Now its latest owner, Brightsolid, is reintroducing Friends Reunited to the UK market. It has a fresh proposition as the place to share memories, as well as championing greater simplicity and control of privacy settings for its users, something it feels will deliver enhanced trust and value to its target user base.
- Delicious (the service that allows users to bookmark and share web pages) was later to market than rival Backflip, but proved more successful. The difference was that Backflip had a greater focus on privacy and personal value; for Delicious, socialisation was built in as default.
- Friends Reunited risks 'doing a Backflip'. It needs to ensure that its pursuit of a privacy agenda does not override its delivery of a truly social and open user experience.
- Strongly differentiated social platforms such as Pinterest (visual imagery), Path (mobile), and Draw Something (gaming) are gaining significant traction by exploiting Facebook weaknesses.
- It will be key for Friends Reunited to re-evaluate and define a social space within which it can defensibly operate and grow. Could the site offer a social-media and community experience to an older, lifestyle user base, for example?
TOBY GUNTON, CHIEF DIGITAL OFFICER, WCRS
Friends Reunited is the long-forgotten darling of social media, from before we knew what social media was. Its demise started the day it added a paywall.
While others were introducing free social services, it was pulling down the shutters and charging £7.50 a month to get in. As Facebook and others innovated, Friends Reunited largely stood still. Before long it was looking quaint, clunky and, let's not forget, ugly.
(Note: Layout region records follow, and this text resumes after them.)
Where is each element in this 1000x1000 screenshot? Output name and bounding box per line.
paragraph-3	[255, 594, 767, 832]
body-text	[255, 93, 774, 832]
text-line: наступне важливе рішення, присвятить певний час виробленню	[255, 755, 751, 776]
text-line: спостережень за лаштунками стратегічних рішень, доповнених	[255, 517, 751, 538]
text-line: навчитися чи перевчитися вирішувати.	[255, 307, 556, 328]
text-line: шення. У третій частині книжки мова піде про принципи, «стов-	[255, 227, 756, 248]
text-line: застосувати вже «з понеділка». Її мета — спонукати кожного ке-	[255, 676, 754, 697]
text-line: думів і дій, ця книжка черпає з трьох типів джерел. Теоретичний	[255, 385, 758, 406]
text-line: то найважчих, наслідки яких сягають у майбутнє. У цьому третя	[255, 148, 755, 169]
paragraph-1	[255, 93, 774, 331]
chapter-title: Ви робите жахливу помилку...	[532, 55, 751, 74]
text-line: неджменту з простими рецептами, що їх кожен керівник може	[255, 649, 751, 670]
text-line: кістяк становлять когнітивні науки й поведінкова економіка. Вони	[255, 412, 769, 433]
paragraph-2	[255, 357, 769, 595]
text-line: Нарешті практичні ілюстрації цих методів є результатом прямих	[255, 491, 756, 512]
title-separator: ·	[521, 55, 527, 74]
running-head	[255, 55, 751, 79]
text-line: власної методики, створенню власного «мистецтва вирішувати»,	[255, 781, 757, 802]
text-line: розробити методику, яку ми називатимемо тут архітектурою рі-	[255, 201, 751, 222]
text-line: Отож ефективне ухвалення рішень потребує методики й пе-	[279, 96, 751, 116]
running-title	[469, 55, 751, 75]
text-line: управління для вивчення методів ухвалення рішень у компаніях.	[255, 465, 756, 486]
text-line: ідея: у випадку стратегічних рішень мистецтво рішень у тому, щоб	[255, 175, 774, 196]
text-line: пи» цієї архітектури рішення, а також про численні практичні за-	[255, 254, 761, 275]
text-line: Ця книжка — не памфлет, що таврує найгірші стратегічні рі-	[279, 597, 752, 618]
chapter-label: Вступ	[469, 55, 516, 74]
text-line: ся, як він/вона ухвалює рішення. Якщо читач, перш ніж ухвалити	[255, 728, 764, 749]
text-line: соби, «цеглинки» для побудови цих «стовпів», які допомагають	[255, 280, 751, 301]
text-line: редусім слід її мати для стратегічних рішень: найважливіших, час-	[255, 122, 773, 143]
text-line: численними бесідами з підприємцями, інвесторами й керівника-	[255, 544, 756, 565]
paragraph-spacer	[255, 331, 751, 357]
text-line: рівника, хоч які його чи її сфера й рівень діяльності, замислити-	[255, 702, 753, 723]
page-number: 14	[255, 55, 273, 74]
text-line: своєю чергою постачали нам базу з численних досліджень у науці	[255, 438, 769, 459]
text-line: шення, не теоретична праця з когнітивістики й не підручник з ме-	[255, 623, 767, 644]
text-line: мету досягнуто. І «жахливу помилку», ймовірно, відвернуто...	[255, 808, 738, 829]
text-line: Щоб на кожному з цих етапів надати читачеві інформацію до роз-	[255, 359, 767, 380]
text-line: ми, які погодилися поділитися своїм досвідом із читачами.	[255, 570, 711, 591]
In 2005 ITV took ownership, but any thought that life could be breathed back into this ageing web star was soon fading as numbers continued to drop and the expected cross-promotion failed to materialise. Finding old schoolfriends was one thing; staying connected with them was another, and Facebook had cornered the market.
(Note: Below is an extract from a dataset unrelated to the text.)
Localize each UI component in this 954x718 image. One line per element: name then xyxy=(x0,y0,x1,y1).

Now it's making a comeback based on memories and understandable privacy settings. It doesn't sound like a magic formula and the brand is tainted by a fading and increasingly irrelevant past. It's going to be hard to resuscitate.
- Focus on that 'slightly too old for Facebook' audience. There's clearly a market for niche social networks and the focus on memories might just work for the right audience.
- Create social tools that let you save memories in ways other services don't. Networks that allow users to express who they are via imagery are growing rapidly. Play to this. That means innovating, not buying rights to impersonal archive photos.